#  > > >  >  > Форум >  > > >  >  > Лингвистический форум >  > > >  >  > Лингвистический форум >  > > >  >  > Пали >  > > >  >  >  Дхаммапада, 154

## fkruk

Дхаммапада, 154:

Gahakaaraka di.t.thosi, puna geha.m na kaahasi;	
О строитель дома, ты видишь! Ты уже не построишь снова дома.

Sabbaa te phaasukaa bhaggaa, gahakuu.ta.m visa.nkhata.m.	
Все твои стропила разрушены, конек на крыше уничтожен.

Visa.nkhaaragata.m citta.m, tanhaana.m khayamajjhagaa.	
Разум на пути к развеществлению достиг уничтожения желаний.

В http://ccbs.ntu.edu.tw/DBLM/olcourse...tha154.htm#com переведено как
"Oh, house-builder, you are seen! You will not build this house again! 
All your ribs are broken; the roof is destroyed. 
My mind is *dissolute*(?); I have attained the end of all cravings."

Друзья, не подскажете ли

1. Насколько правомерно переводить "visa.nkhaara" как "равзвеществление", "растворение"? Иногда встречается перевод  как "Unformed". Что правильней?

2. "gata.m" означает именно "на пути" т.е. находящийся в процессе достижения цели? Или здесь действие уже завершено?

----------


## Ассаджи

> 1. Насколько правомерно переводить "visa.nkhaara" как "равзвеществление", "растворение"? Иногда встречается перевод как "Unformed". Что правильней?


Я бы сказал, "деконструкция", "демонтаж", процесс, обратный конструированию. Авторитетный комментарий объясняет это как "Ниббана".

Аналогично конек на крыше "демонтирован", "деконструирован" -- "visa.nkhata".

Еще один синоним Ниббаны -- "asankhata", "Неконструированное".

Часто усилия направляются не на решение основополагающей проблемы, а на устранение симптомов.
Такие симптоматически решения вызывают новые проблемы. Всё это нарастает, как снежный ком.

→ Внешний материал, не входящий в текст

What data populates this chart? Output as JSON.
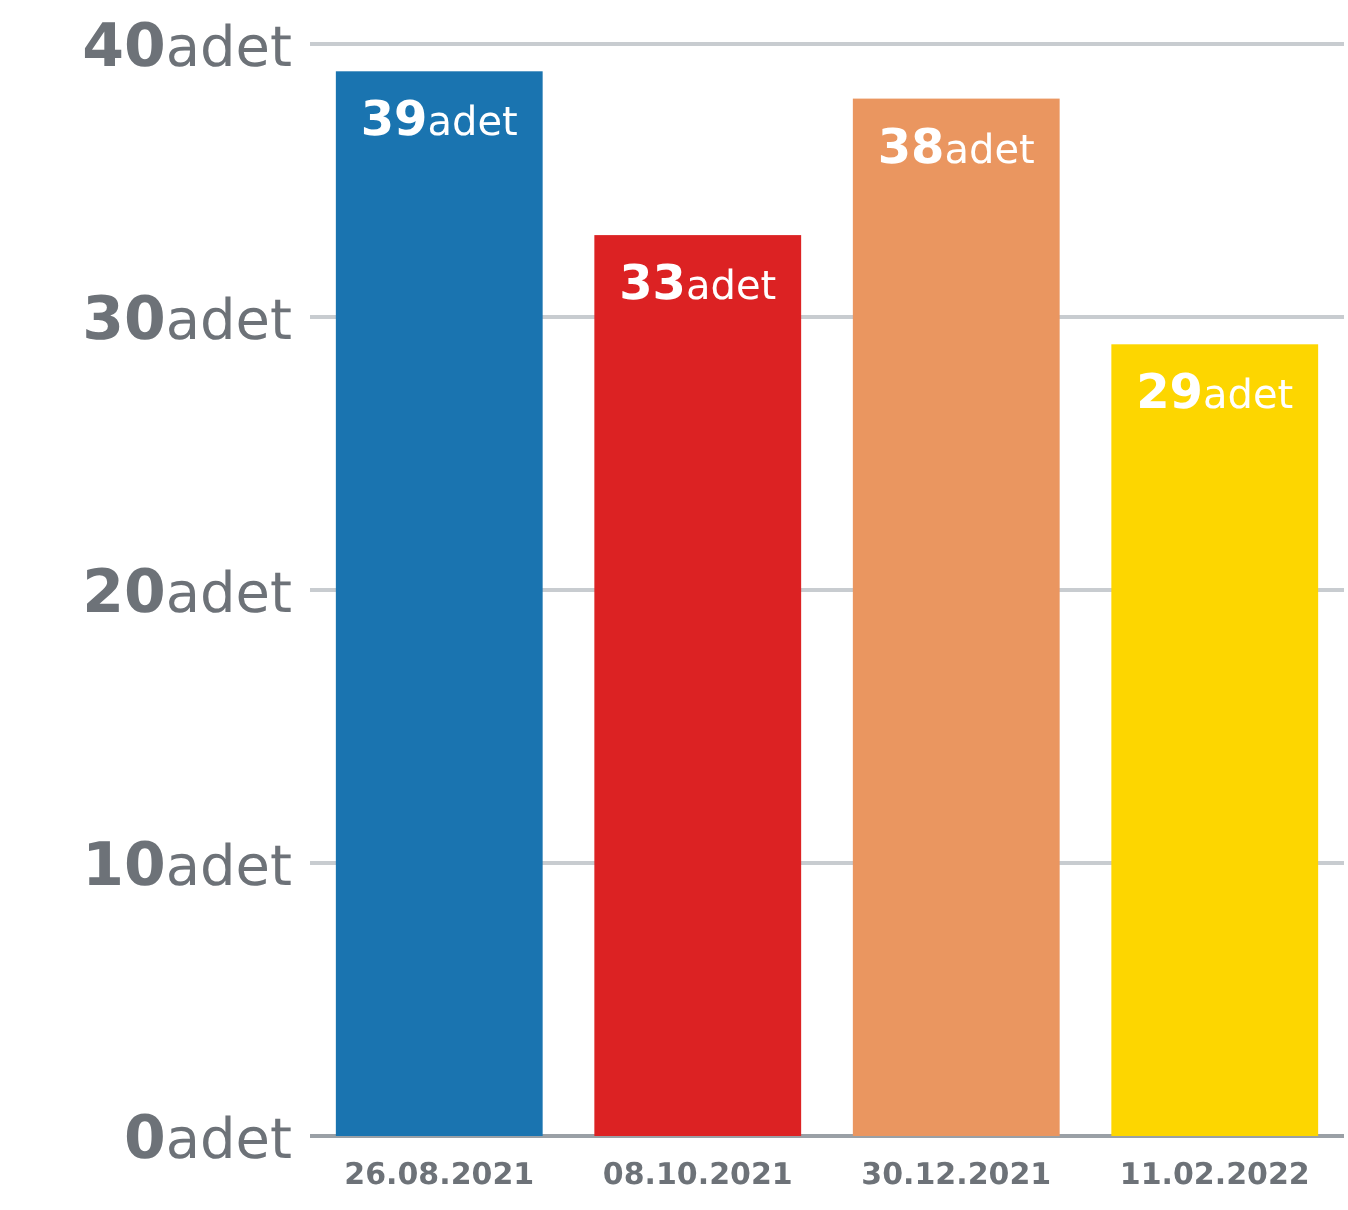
{
  "chart_data": {
    "type": "bar",
    "categories": [
      "26.08.2021",
      "08.10.2021",
      "30.12.2021",
      "11.02.2022"
    ],
    "values": [
      39,
      33,
      38,
      29
    ],
    "colors": [
      "#1a74b0",
      "#dc2223",
      "#ea9660",
      "#fdd600"
    ],
    "value_labels": [
      "39adet",
      "33adet",
      "38adet",
      "29adet"
    ],
    "ylim": [
      0,
      40
    ],
    "yticks": [
      {
        "value": 0,
        "label": "0adet"
      },
      {
        "value": 10,
        "label": "10adet"
      },
      {
        "value": 20,
        "label": "20adet"
      },
      {
        "value": 30,
        "label": "30adet"
      },
      {
        "value": 40,
        "label": "40adet"
      }
    ],
    "grid": "y"
  }
}
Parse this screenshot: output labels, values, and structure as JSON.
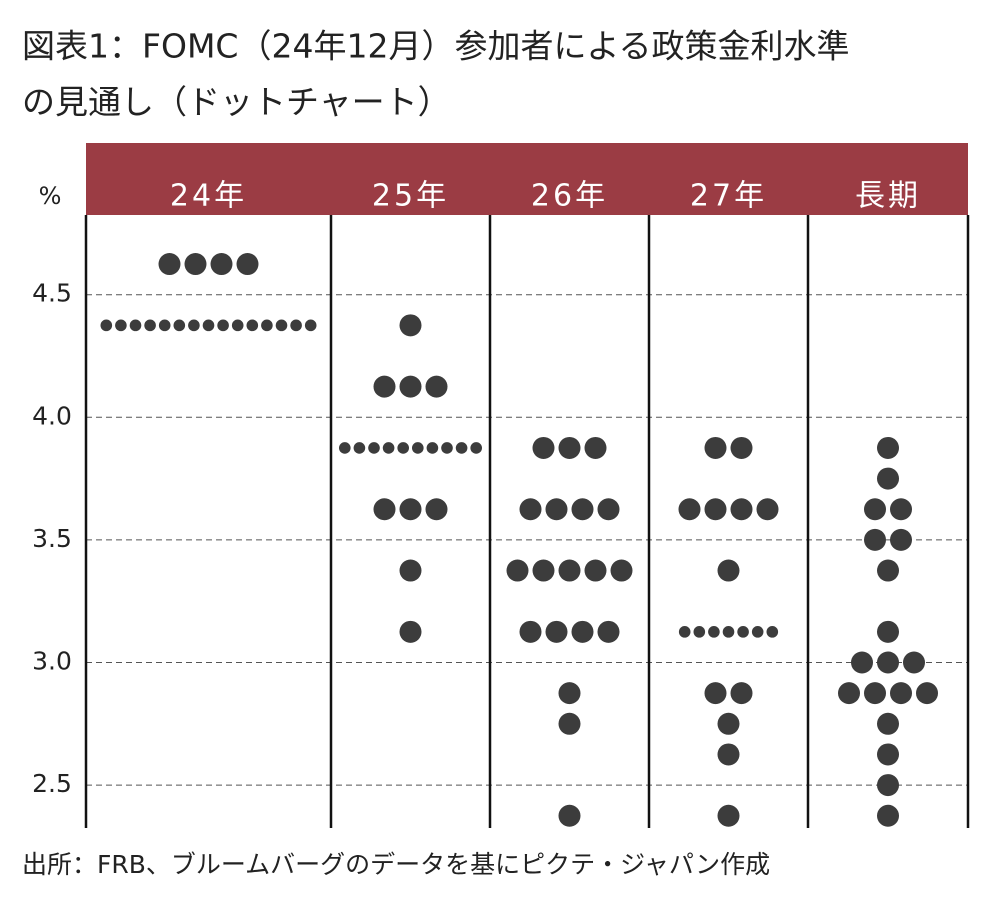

См. по этому поводу Магандия сутту
http://www.accesstoinsight.org/canon...ima/mn075.html

Для того, чтобы решить основополагающую проблему, нужно разобраться со всеми этими наслоениями.




> 2. "gata.m" означает именно "на пути" т.е. находящийся в процессе достижения цели? Или здесь действие уже завершено?


Авторитетный комментарий объясняет это как "anupavi.t.tha", "вошедший". Это причастие прошедшего времени, действие завершено.

----------


## fkruk

Большое спасибо, Ассаджи!

----------